Buildings where co-ops are located tend to pursue a higher owner-occupancy rate than condo buildings and may prevent owners from freely renting or renovating their homes, a restriction many potential owners find troubling. The co-op board can also seem like an undesirable hurdle to getting into your home. In many cases, these boards interview, vet, and can block each potential buyer.

Next are the higher association fees. These fees are often, fairly or unfairly, the reason that buyers shy away from co-ops. The main difference between co-op fees and condo fees is that a co-op fee typically includes an underlying mortgage and property taxes, in addition to amenity, maintenance and utility costs, which makes the fees notably higher on a co-op. Prices on co-ops are often discounted to offset these high fees. For example, a studio in Southwest, while listed at the appealing price of $139,999, carries an association fee of $703 per month. In comparison to condos, however, many co-ops boast lower closing costs, since there is no transfer tax (because there was no title to transfer). While an attractive aspect, a couple years ago the city tacked on an economic interest tax on the sale of co-ops.

Co-ops for Dummies: Figure 2
A co-op at 2122 California Street NW

This leads us to another element of co-op ownership, a confusing one, but something that will bring down a buyer’s initial outlay. Dominic Turano of First Home Mortgage explained that co-op buildings often have an underlying mortgage that exists either from the original financing of the building or from a mortgage that was taken out to fund improvements. The corporation takes on the debt, and each owner pays some portion every month, proportional to the size of their unit. The taxes and interest on this underlying mortgage are tax-deductible.

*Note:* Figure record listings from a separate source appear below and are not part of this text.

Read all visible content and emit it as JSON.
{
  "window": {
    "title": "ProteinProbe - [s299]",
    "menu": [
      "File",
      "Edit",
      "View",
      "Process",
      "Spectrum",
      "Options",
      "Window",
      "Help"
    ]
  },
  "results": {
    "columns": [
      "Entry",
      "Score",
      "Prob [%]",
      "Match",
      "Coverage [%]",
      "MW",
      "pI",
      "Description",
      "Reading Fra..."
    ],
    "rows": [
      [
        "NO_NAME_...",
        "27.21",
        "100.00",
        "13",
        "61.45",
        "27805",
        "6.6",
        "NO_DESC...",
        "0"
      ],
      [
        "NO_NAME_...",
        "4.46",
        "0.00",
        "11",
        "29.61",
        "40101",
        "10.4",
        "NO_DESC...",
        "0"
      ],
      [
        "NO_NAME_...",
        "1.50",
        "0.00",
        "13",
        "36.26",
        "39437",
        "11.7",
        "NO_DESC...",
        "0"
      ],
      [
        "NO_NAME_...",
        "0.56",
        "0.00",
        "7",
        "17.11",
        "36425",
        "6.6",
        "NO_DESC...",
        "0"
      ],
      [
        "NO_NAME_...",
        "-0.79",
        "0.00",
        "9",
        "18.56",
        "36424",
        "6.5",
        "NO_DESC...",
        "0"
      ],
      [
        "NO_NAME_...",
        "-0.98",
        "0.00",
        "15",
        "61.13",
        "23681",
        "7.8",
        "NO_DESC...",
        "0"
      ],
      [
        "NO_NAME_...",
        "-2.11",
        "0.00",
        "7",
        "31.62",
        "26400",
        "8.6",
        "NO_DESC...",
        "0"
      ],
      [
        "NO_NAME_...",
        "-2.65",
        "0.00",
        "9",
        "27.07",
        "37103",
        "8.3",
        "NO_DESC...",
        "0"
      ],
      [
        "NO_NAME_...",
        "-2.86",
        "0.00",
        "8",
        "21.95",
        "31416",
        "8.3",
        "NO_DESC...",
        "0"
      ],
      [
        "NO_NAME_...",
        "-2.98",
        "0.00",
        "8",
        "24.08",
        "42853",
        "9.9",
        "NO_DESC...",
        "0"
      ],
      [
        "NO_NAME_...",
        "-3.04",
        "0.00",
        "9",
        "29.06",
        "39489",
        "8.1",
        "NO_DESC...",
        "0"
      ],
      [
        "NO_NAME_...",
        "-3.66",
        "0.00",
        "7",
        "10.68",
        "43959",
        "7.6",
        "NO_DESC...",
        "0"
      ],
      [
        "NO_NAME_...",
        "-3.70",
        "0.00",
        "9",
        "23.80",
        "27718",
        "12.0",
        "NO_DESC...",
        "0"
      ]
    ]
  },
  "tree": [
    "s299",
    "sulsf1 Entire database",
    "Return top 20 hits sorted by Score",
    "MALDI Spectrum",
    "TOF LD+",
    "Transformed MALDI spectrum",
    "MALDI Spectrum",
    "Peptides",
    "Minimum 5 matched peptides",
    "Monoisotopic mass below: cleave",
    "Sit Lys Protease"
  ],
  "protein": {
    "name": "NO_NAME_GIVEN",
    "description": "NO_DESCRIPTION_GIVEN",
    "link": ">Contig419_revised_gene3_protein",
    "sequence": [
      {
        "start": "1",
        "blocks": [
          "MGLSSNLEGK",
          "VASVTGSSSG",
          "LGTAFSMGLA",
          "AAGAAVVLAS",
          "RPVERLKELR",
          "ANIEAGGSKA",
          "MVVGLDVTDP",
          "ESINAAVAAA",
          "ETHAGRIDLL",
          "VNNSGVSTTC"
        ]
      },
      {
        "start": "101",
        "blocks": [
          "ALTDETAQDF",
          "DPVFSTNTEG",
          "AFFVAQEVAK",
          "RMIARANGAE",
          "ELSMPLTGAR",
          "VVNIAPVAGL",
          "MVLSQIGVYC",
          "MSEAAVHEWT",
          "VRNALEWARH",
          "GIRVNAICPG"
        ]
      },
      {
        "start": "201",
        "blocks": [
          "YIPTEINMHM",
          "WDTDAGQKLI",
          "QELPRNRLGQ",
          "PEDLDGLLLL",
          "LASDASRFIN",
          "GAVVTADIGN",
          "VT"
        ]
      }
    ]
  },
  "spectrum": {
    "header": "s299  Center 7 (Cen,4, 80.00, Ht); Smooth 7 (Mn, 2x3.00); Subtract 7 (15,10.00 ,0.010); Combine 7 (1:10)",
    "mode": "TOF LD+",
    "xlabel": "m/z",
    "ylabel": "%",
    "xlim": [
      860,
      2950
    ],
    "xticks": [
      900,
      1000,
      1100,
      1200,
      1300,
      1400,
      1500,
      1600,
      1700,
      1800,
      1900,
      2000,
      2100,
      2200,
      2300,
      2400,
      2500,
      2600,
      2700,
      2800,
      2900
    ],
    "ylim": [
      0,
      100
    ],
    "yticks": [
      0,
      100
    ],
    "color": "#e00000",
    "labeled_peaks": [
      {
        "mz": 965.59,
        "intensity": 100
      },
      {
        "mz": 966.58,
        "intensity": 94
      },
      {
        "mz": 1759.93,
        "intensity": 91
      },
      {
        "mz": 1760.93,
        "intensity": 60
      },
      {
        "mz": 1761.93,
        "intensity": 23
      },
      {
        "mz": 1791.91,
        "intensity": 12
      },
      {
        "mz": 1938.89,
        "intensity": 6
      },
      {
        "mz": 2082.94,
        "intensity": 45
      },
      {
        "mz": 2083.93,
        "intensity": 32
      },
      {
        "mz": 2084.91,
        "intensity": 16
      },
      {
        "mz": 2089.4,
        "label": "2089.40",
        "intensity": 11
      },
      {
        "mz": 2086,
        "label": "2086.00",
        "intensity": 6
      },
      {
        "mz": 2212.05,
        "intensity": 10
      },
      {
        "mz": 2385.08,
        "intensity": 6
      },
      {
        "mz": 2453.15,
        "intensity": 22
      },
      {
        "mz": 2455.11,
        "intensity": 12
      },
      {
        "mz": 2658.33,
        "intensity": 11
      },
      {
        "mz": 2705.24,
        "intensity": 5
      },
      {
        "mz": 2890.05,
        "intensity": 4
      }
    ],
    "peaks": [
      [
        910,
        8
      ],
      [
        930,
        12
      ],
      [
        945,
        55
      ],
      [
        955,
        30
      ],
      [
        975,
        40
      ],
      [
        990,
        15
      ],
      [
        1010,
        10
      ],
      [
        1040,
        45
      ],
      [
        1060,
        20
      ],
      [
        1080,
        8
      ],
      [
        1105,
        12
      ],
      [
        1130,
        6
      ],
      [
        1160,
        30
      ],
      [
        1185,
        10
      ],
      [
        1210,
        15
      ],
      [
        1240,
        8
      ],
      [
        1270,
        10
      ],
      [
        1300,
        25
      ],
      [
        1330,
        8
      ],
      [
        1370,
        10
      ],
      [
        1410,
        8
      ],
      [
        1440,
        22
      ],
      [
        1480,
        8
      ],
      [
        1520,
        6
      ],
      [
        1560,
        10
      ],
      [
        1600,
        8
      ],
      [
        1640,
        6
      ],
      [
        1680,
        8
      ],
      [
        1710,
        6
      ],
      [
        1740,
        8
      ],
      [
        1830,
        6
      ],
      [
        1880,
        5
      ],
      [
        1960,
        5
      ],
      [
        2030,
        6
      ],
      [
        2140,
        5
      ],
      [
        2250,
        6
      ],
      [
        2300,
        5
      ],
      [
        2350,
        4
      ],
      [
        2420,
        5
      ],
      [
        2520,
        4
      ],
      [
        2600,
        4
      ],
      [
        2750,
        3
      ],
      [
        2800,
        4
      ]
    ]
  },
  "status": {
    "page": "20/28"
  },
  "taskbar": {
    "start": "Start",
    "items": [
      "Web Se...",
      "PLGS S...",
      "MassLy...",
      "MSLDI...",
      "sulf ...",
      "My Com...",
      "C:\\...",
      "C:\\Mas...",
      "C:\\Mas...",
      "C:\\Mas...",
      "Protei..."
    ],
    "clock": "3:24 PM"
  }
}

What this means for a buyer purchasing a co-op in a building that has an underlying mortgage is that, during the purchase process, they will be financing significantly less than the purchase price. For example, if you are buying a $300,000 unit and $130,000 of the price is the underlying mortgage, then the down payment you make would be a percentage of the remaining amount of the purchase price. In this case that would be $170,000, meaning that you would only need to pony up $17,000 if you were putting 10 percent down. Generally, information about the amount of the underlying mortgage is disclosed early on in the buying process.

Hopefully, this primer will be a helpful starting point when comparing co-op ownership to condo ownership.

Co-op owners, can you add any advice from your own experience to help UT readers who may be considering a co-op purchase?